Product Hunt

Author

Jo Hardin

Published

October 4, 2022

The Data

The data this week comes from components.one by way of Data is Plural.

For “The Gamer and the Nihilist,” an essay in Components, Andrew Thompson and collaborators created a dataset of 76,000+ tech products on Product Hunt, a popular social network for launching and promoting such things. The dataset includes the name, description, launch date, upvote count, and other details for every product from 2014 to 2021 in the platform’s sitemap. (“Based on experience, not every product that appears on Product Hunt seems to appear on the sitemap,” the authors caution.)

product <- read_csv("product_hunt.csv") |>
  mutate(year = lubridate::year(release_date))

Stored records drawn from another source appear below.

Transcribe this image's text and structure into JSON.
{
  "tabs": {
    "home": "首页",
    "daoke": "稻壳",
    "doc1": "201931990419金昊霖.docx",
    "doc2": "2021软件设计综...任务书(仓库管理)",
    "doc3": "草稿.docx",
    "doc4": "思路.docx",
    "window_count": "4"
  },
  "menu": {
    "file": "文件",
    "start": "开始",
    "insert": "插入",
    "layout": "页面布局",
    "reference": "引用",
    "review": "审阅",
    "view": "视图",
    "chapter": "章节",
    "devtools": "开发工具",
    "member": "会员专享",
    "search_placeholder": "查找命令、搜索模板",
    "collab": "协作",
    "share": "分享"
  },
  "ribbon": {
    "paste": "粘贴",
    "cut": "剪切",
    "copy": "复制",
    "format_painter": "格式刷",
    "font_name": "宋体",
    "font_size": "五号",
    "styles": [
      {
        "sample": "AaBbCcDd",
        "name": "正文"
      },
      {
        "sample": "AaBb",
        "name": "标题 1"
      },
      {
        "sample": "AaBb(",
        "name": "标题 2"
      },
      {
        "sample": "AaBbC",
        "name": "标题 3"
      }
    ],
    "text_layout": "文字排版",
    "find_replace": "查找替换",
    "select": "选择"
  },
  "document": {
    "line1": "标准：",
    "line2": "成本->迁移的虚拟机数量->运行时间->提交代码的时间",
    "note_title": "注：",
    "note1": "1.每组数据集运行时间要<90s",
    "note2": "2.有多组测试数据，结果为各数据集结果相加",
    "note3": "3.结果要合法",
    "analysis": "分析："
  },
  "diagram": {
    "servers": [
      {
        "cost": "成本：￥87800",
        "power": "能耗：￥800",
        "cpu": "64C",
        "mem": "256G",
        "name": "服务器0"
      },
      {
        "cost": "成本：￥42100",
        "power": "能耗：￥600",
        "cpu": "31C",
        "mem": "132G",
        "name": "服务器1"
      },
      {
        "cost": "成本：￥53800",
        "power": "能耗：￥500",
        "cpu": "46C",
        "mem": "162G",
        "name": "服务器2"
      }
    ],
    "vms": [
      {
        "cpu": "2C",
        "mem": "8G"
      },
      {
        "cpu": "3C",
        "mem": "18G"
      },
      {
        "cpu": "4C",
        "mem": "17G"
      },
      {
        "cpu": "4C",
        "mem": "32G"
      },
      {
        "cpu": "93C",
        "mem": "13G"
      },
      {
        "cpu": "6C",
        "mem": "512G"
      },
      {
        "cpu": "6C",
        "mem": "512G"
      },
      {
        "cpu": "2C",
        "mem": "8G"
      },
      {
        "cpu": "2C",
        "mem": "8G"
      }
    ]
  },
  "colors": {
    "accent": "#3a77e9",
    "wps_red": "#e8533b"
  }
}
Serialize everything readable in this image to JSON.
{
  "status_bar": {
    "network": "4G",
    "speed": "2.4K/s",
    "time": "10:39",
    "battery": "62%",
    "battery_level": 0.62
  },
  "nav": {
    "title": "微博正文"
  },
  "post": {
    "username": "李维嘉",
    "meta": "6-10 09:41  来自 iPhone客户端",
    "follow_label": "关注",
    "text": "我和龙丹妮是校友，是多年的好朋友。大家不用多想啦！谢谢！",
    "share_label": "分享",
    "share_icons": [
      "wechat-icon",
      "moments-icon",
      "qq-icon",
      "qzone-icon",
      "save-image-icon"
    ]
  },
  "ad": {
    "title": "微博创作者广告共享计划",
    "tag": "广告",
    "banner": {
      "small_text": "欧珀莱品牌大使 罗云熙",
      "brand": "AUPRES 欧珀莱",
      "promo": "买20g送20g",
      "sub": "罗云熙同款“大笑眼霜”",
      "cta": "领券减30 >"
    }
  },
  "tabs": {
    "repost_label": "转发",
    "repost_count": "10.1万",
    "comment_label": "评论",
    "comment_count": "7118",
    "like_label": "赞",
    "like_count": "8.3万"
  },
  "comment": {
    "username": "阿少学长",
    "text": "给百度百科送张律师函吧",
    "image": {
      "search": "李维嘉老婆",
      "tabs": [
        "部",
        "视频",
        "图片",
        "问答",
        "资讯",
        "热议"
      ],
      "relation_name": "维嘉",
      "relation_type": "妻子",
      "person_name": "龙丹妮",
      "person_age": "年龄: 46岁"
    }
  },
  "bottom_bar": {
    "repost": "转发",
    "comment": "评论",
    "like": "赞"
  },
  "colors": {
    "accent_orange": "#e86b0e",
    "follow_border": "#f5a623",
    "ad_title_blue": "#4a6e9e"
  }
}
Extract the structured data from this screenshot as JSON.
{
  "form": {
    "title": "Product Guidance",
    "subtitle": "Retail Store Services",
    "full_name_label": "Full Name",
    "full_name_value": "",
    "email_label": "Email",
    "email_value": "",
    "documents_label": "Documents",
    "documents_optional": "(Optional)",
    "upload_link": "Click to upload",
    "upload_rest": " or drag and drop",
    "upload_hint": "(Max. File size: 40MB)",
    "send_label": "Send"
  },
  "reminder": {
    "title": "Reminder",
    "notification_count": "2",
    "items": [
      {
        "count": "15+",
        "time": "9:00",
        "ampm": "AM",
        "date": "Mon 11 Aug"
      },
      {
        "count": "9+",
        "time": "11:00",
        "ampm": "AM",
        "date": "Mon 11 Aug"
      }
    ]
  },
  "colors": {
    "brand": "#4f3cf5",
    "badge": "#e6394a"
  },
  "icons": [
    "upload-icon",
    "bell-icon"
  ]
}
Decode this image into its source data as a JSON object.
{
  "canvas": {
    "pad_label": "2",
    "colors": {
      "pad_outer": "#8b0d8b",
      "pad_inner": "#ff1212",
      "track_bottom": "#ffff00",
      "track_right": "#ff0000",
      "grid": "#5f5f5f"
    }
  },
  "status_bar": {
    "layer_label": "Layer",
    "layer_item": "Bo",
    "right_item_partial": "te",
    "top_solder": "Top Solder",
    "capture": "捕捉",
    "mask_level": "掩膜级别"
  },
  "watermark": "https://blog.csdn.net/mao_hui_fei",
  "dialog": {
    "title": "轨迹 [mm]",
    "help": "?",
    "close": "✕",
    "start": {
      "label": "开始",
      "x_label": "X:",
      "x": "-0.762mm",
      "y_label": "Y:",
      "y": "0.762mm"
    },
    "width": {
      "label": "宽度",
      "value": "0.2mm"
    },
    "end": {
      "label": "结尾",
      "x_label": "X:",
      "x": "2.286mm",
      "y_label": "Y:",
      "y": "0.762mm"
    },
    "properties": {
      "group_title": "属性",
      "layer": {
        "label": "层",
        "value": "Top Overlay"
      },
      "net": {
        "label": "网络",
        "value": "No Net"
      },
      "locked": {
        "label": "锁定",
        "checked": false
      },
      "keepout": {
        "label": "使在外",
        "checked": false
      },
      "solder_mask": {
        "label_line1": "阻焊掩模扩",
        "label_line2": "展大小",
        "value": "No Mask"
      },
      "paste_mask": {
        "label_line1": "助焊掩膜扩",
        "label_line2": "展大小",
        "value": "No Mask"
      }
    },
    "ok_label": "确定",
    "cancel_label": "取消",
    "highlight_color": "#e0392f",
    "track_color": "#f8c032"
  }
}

product_categ <- product |>
  select(id, year, upvotes, category_tags) |>
  drop_na(category_tags) |>
  #mutate(category_tags = str_replace_all(category_tags, "\\[", "")) |> 
  #mutate(category_tags = str_replace_all(category_tags, "\\]", "")) |> 
  #mutate(category_tags = str_replace_all(category_tags, "'", "")) |> 
  tidytext::unnest_tokens(word, category_tags)

I’d like to use only the most common category tags. I don’t know how to filter out the most common categories in a tidy pipeline, so I’ll create a list of common categories.

common_categ <- product_categ |>
  group_by(word) |>
  summarize(counter = n()) |>
  slice_max(counter, n = 6) |>
  select(word)

product_categ |>
  right_join(common_categ, by = c("word")) |>
  ggplot(aes(x = upvotes, y = year, color = word)) + 
  geom_point(shape = "|", size = 5) + 
  facet_wrap(~word, ncol = 3) + 
  theme(legend.position="none")

I don’t know anything about Product Hunt, but the graph above gives the top 6 categories and how their upvoting changes over time.